14. The method of claim 9, further comprising modifying a self-attention mechanism of the transformer model based on the local context, and executing the modified self-attention mechanism on the query vector to generate the output.
15. The method of claim 9, further comprising reducing an amount of tokens within the input sequence based on the local context, and storing the reduced amount of the tokens within a memory of a self-attention mechanism of the transformer model.
16. The method of claim 9, wherein the transformer model comprises a tabular prior-data fitted network trained on a labeled set of tabular feature data, and the replacing comprises replacing the global context of the tabular prior-data fitted network with the local context.
17. A computer-readable storage medium comprising instructions which when executed by a processor cause the processor to perform:
storing tabular data in a database;
receiving an input sequence by a transformer model that includes global context;
generating a query vector from the input sequence, wherein the query vector corresponds to a data record within the tabular data;
generating local context comprising at least one additional vector from the input sequence within a proximity threshold to the query vector within vector space;
replacing the global context of the transformer model with the local context; and
generating an output based on execution of the transformer model with the local context on the query vector and the tabular data.

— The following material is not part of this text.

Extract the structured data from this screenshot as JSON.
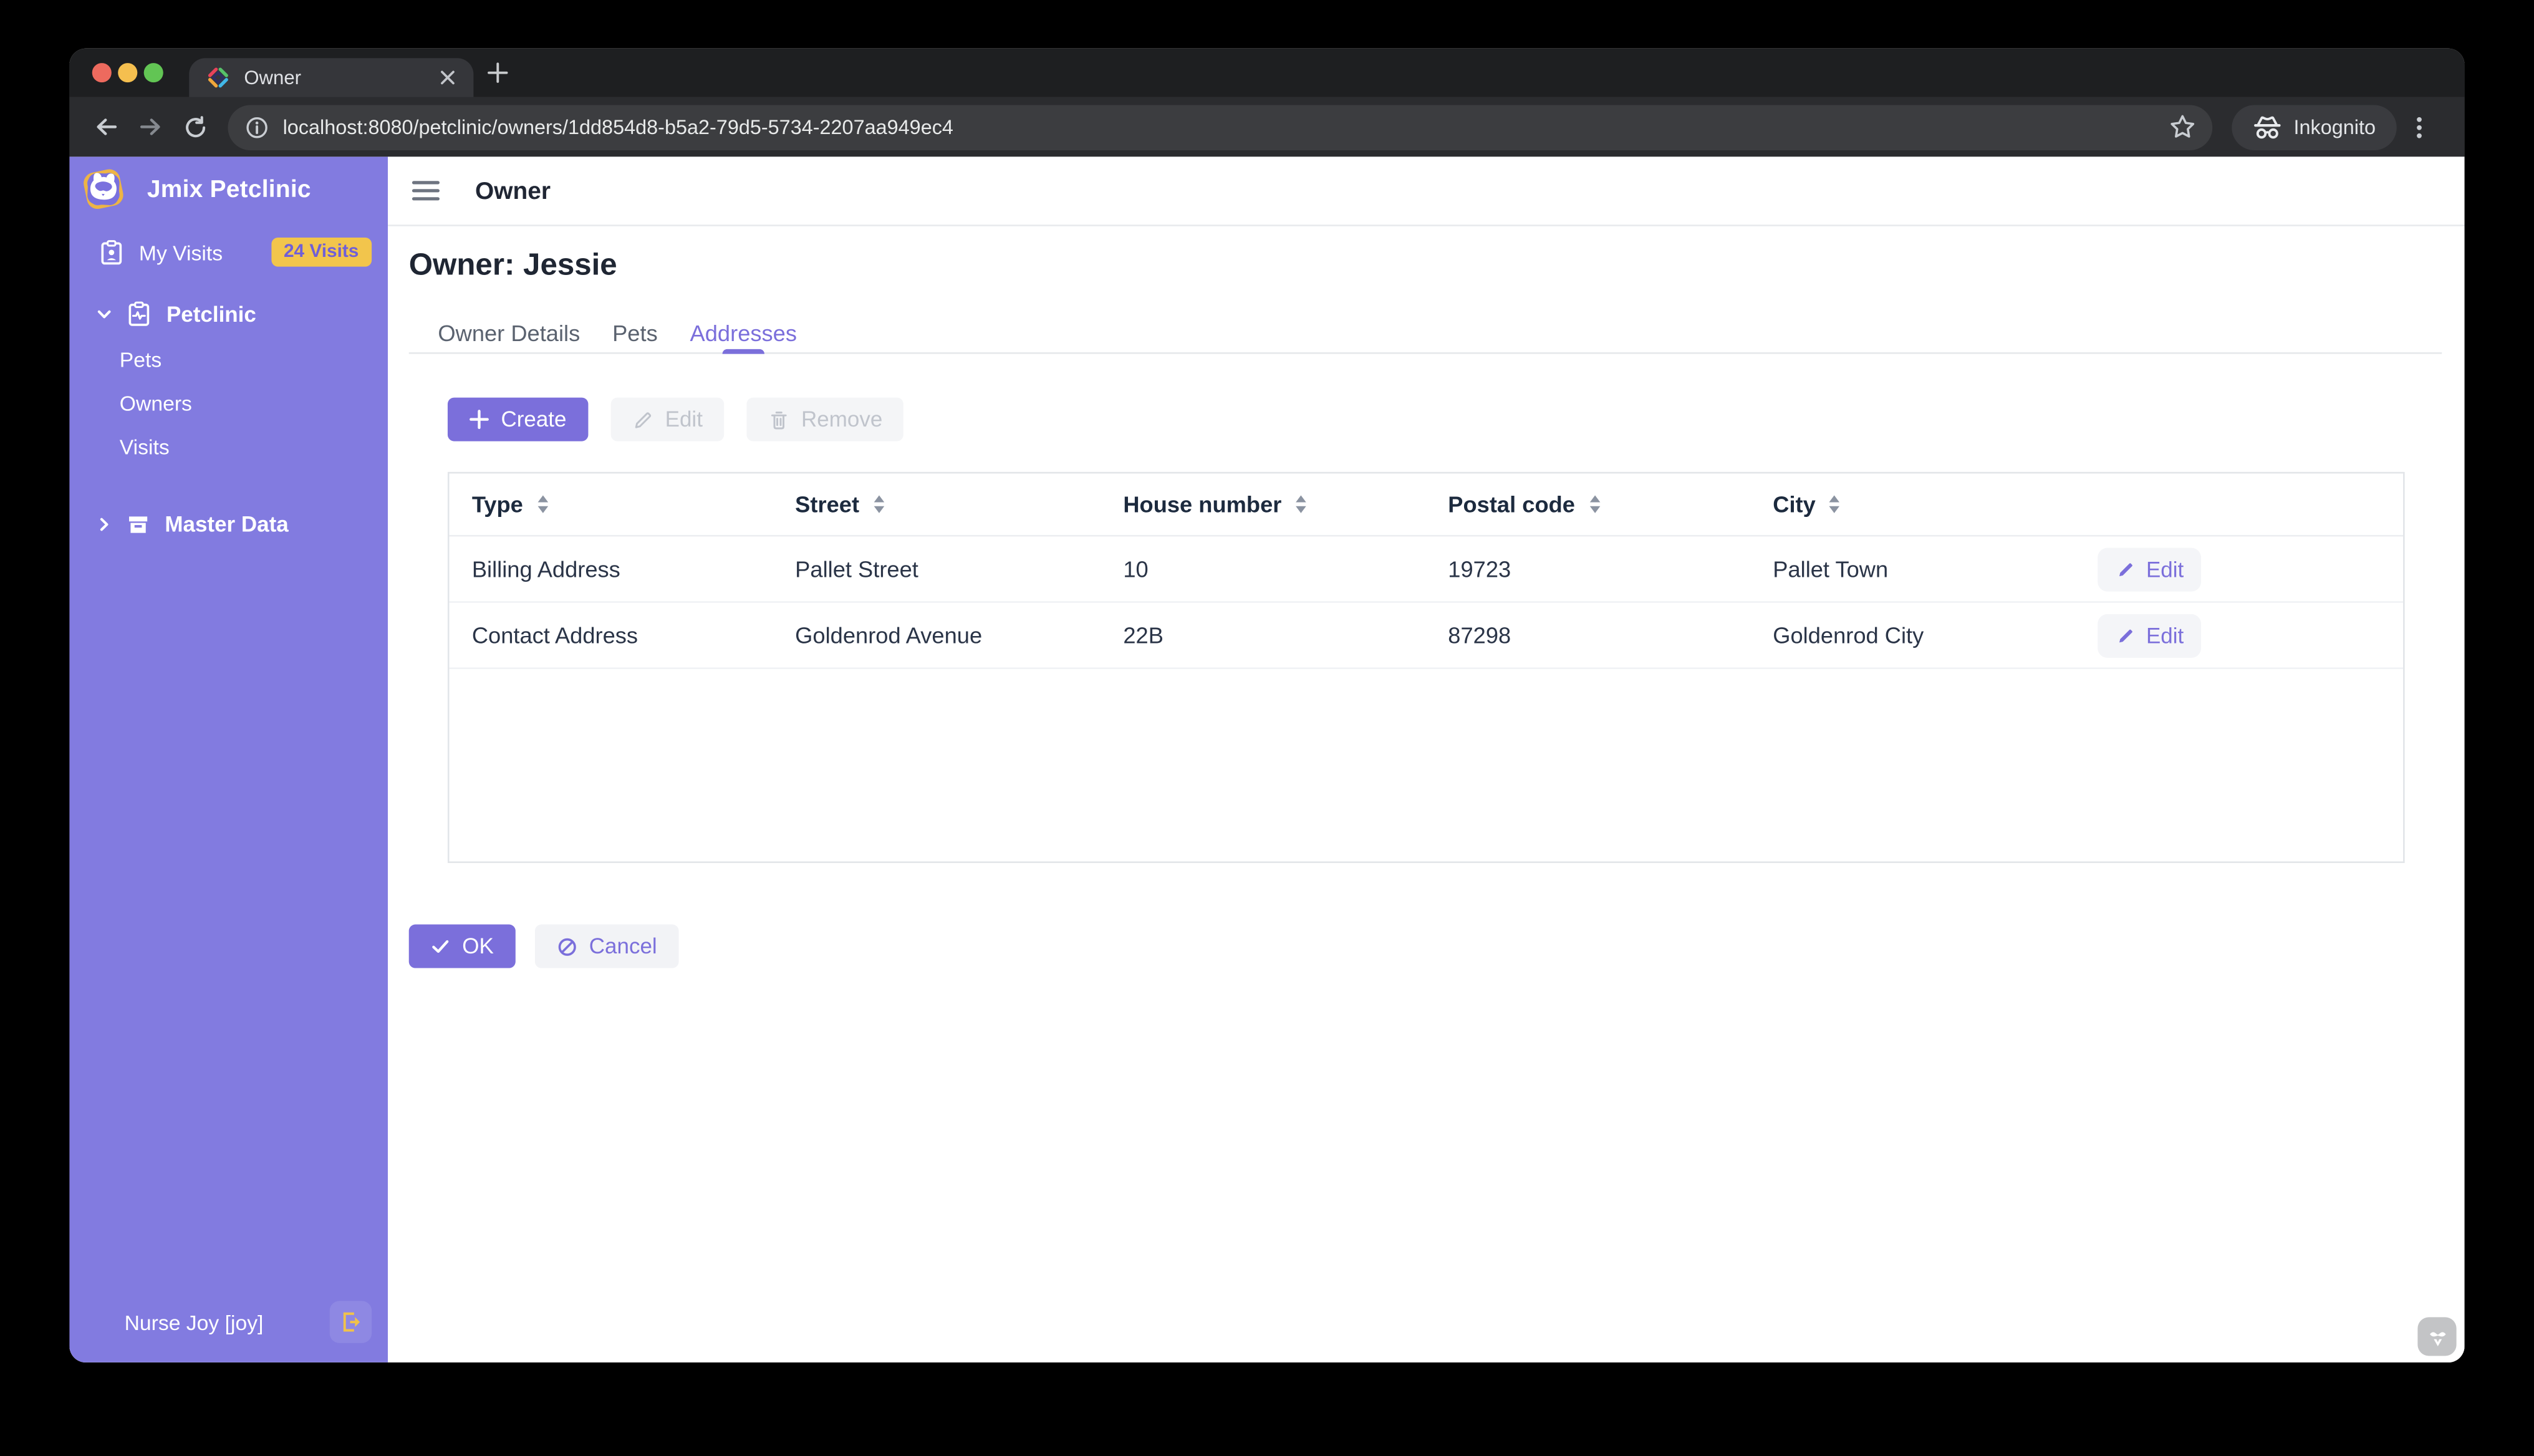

18. The computer-readable storage medium of claim 17, wherein the processor is further configured to perform converting a token within the input sequence into the query vector and converting a plurality of additional data tokens in the input sequence into a plurality of key vectors.
19. The computer-readable storage medium of claim 18, wherein the processor is further configured to perform identifying a subset of key vectors that are within the proximity threshold to the query vector within the vector space, and generating the output based on execution of an output layer of an artificial intelligence (AI) model on the query vector and the subset of key vectors.
20. The computer-readable storage medium of claim 17, wherein the processor is further configured to perform modifying a self-attention mechanism of the transformer model based on the local context, and executing the modified self-attention mechanism on the query vector to generate the output.